Approximately 1,500 feet along Great Bay Street in Maravista has been closed since 2013. And more closures may be on the way.
“There is, in the works at this time, another plan to close several more streets along Great Bay Street,” deputy director of public works Peter M. McConarty said in a joint meeting of Falmouth selectmen and the water quality management and the coastal resiliency action committees on Monday, September 17.
So far, the Town of Falmouth has closed the portions of the road between Oak Street and Harrington Street, Cypress Street and Philadelphia Street, Iroquois Street to Reynolds Street, Hiawatha Street to Providence Street and Pocasset Street to Boston Street. When closing streets, the DPW considers the houses along Great Bay Street as well as the needs of emergency vehicles.

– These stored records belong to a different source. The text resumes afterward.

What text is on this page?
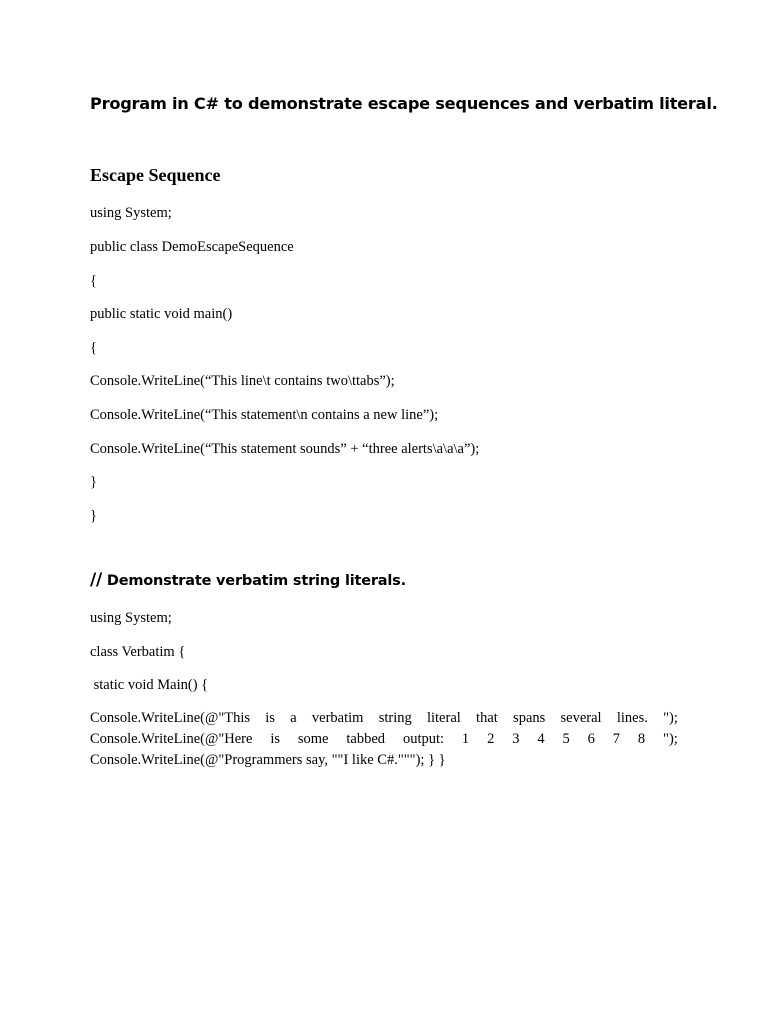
Program in C# to demonstrate escape sequences and verbatim literal.
Escape Sequence
using System;
public class DemoEscapeSequence
{
public static void main()
{
Console.WriteLine(“This line\t contains two\ttabs”);
Console.WriteLine(“This statement\n contains a new line”);
Console.WriteLine(“This statement sounds” + “three alerts\a\a\a”);
}
}
// Demonstrate verbatim string literals.
using System;
class Verbatim {
static void Main() {
Console.WriteLine(@"This is a verbatim string literal that spans several lines. ");
Console.WriteLine(@"Here is some tabbed output: 1 2 3 4 5 6 7 8 ");
Console.WriteLine(@"Programmers say, ""I like C#."""); } }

Mr. McConarty said the department is looking at “soft solutions” to address the erosion, including nourishment and sedimentation. When the department first calculated the cost of renourishment in 2013, it cost between $800 and $1,000 per foot.
“The soft solution is the preferred way to go,” he said. “We are not looking at hard armaments at this time.”
He said Falmouth is at the point where it needs to act.
Coastal resiliency action committee chairman Charles T. McCaffrey said the Woods Hole Group vulnerability study would likely provide them with information on the situation, but the results of that study are a year away.
“Things need to happen in the interim,” Selectman Megan E. English Braga said, noting that while the study will provide recommendations to adapt to climate change and increase resiliency, the town will need to intervene in areas such as Great Bay Street.
“It doesn’t sound like a project that can wait,” she said.
Catherine Wilson of Great Bay Street asked the town to consider closing the street, saying she has approached the department of public works, the police department and the fire department with the request.
“I’m urging you to move forward with any of those road closure plans that have been approved by those bodies,” she said.
Mayflower Street resident Robert Dolan suggested that closing the street would increase safety in the area, as people use Great Bay Street as a “de facto walking path.” People driving along the road do not necessarily realize this, so he has witnessed many near-accidents in that area.
Frank Laquidara said there has been extensive erosion between Providence Street and Palm Street.
“There has been so much erosion in the past four years, it can’t be measured in inches, it has to be measured in feet,” Mr. Laquidara said.
He said the erosion has turned the area into a cliff. With people and children walking in the area, it is particularly dangerous.
“It is a tragedy waiting to happen,” he said. “Anyone who falls, they are not going to fall on a gradual slope. It’s a cliff.”
He also described damage to trees in the area.
“We’ve had large trees, at the end of Hiawatha Street, succumb to erosion and fall on the beach,” he said.
Several residents referenced mitigation efforts done by residents in that area. Resident Pete Carpenter reported the area between Pocasset Street and Harmony Street has stabilized, but mitigation efforts need to go further.
Mr. McConarty said that while they could hypothetically close off access to Great Bay Street, simply closing the road does nothing to address the erosion of the coastal bank. Additional steps would need to be taken.